There are three voltages you talk about when discussing potential relays:
The PICKUP voltage is the lowest voltage which fires or engages the contacts from the resting position; it is lower than the HOLDING voltage.
The HOLDING voltage is the highest voltage you can continually apply to the relay coil without overheating it.
The DROPOUT voltage is that voltage below which an engaged contact returns to the resting position; it is always lower than the PICKUP voltage.
You can take an ordinary contactor and make it into a functional potential relay by wiring an appropriately sized resistor (sized properly for resistance AND power dissipation) in series with the contactor coil. Or you can use a potentiometer. Either way, you can tailor the coil to have the pickup and dropout voltages you desire to do a given task.
In order to do the resistor calculations, you need to know the coil current or its impedance or equivalent series resistance (ESR), then by Ohm’s law you can calculate the resistance and power dissipation for the resistor to be placed in series with the contactor coil. Often this involves considerable trial and error, but you can always get where you want to be.

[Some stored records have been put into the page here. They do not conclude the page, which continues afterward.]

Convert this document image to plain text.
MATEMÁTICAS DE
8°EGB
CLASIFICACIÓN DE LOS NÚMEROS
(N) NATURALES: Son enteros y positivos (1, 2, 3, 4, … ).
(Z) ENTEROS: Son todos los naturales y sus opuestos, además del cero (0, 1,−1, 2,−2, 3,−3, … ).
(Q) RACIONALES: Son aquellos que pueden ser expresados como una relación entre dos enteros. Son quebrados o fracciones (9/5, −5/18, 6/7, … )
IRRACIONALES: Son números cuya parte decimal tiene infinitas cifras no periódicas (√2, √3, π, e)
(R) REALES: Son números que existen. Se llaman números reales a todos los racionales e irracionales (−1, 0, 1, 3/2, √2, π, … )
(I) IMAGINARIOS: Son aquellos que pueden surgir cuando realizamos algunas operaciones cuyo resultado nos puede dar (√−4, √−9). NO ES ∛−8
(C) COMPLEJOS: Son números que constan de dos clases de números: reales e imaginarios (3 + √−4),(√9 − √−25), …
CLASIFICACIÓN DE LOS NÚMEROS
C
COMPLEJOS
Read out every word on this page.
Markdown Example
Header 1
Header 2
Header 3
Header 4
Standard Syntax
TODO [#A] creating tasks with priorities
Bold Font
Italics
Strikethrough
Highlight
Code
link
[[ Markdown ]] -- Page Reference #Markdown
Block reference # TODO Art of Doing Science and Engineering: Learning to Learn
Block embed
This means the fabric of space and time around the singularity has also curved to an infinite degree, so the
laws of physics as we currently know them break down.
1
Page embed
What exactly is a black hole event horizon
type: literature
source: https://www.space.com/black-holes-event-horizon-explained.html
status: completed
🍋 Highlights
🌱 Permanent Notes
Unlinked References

So, how might this actually look in a shop? Let’s say you did the work above to find the appropriate resistor to wire in series with the ‘output’ contactor coil. You wire it in series, and energize the contactor coil with, say, L2 and L3 (generated leg). In addition, you place some kind of toggle switch in series with the coil energizing circuit, so that you have a way to manually shut off the distribution panel even if there is no phase loss on any of the three phase legs.
I think you have it! If that distribution toggle switch is ON, but L3 fails, the panel is dead; ONLY if BOTH the toggle switch is ON, AND the generated leg is ‘good’, do your three phase machines get their power.